OROVILLE, California, February 19, 2017 (ENS) – The emergency at California’s Oroville Dam appears to be over for the moment, although during the next few days severe weather is expected to hit the area at the western edge of the Sierra Nevada mountains, as hundreds of thousands of residents return to their homes.

For California, it has been either too little water or too much. After four years of crippling drought, storms and flooding are now putting Californians at risk.

About 188,000 residents near Oroville, were ordered to evacuate February 12 after a hole in an emergency spillway in the Oroville Dam threatened to flood the surrounding area as it flowed into the Feather River.

spillway

The Oroville Dam main spillway is flowing at 55,000 cubic feet per second, allowing engineers to get a better look at the damaged spillway, late afternoon, Feb. 18, 2017. (Photo by Florence Low / California Department of Water Resources)

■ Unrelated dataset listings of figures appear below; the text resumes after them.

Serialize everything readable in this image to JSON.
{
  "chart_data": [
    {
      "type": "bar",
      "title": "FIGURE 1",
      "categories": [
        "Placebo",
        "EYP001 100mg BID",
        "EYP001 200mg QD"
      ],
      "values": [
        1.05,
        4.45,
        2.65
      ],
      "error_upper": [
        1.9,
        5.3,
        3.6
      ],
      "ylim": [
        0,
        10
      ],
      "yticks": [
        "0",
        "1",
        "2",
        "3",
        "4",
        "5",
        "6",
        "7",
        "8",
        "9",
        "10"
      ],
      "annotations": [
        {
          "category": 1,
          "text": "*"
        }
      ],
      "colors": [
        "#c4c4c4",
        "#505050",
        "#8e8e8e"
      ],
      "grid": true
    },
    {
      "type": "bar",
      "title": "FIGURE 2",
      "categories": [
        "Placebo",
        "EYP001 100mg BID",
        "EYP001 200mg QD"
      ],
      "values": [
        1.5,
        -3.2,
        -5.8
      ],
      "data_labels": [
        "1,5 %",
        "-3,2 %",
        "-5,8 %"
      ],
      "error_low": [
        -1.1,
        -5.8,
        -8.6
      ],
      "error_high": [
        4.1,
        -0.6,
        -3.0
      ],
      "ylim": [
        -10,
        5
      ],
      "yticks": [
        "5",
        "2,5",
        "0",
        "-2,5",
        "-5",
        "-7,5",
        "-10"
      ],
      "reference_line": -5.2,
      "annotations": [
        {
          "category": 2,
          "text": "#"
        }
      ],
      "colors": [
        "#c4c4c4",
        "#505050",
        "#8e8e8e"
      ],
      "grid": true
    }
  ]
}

The state Department of Water Resources says that today flow from the Oroville Dam Flood Control Spillway is expected to remain at 55,000 cubic feet per second and continue to outpace the inflow of water expected from approaching storms.

“The reduction in flow has allowed assessment teams to view debris buildup and dredge debris piles below the flood control spillway,” the DWR said in a statement.

Oroville Lake elevations continue trending downward and had fallen to 852 feet, by 4:00 Sunday morning, 48 feet below the emergency spillway.

As runoff flows into the reservoir, water levels will likely fluctuate but will remain within acceptable and typical levels during times of storm activity, said the DWR.

Bill Croyle, acting director of the Department of Water Resources, which has responsibility for the Oroville Dam, said dam operators are prepared to increase flows again should the series of storms forecast to pelt the Sierra Nevada watershed with rain and snow over the next week come in stronger than expected.

DWR continues to work on the area below the spillway, the monoliths, access roads, and eroded areas created by emergency spillway runoff earlier this week.

DWR continues to monitor the status of the dam, spillways, the Hyatt Power Plant, related structures, and progress of repair activities.

While most of the 188,000 people who fled their homes near the dam have returned, an evacuation center will remain open at the Silver Dollar Fairgrounds in Chico. All other evacuation centers supported by Butte County will be closed.

The American Red Cross workers will remain in place in the event that anyone has to evacuate their homes again.

Local officials stated yesterday that the area remains under an evacuation warning and that residents need to be ready to leave their homes again if the situation changes.

Governor Jerry Brown won approval for assistance from the Federal Emergency Management Agency, FEMA, which has approved both recent gubernatorial requests for federal assistance – one to support the response to the situation at Oroville Dam and the other to help with the impacts of January storms that caused flooding, mudslides, erosion, power outages and damage to critical infrastructure across California.

“I want to thank FEMA for moving quickly to approve our requests. This federal aid will get money and resources where it’s needed most,” said the governor.

On Sunday, February 12, Governor Brown declared a state of emergency to bolster the state’s response to the situation in Oroville and support local evacuations.

The nonprofit South Yuba River Citizens League, the Sierra Club and Friends of the River warned years ago that the Oroville Dam, America’s tallest dam at 770 feet, was a disaster waiting to happen.

In 2005, the three nonprofit organizations filed a motion to intervene in the Federal Energy Regulatory Commission’s relicensing of Oroville Dam. They cited potential erosion issues at the unarmored, ungated spillway, warning that it did not meet FERC’s Engineering Guidelines.

The coalition requested FERC to require the DWR to “armor or otherwise reconstruct the ungated spillway and to make any other needed modifications so that the licensee (DWR) can safely and confidently conduct required surcharge operations consistent with the Corps of Engineers Oroville Dam Reservoir Regulation Manual.”

Caleb Dardick, executive director of South Yuba River Citizens League, said Thursday, “The Oroville Dam spillway situation is extremely concerning. Once the danger has passed, we expect that the appropriate officials will provide a full analysis.”

“We’re in a new normal: climate change and extreme flood events will make unprecedented demands on our flood control system and waterways. We need science-based leadership for the sake of public safety and sustainable river management in Northern California,” Dardick said.

“Right now, all our efforts should focus on keeping our community safe,” he said. “Later, we will have time to ask hard questions and we hope that our state and federal officials, environmental groups and other community groups will come together to support one another in seeking answers.”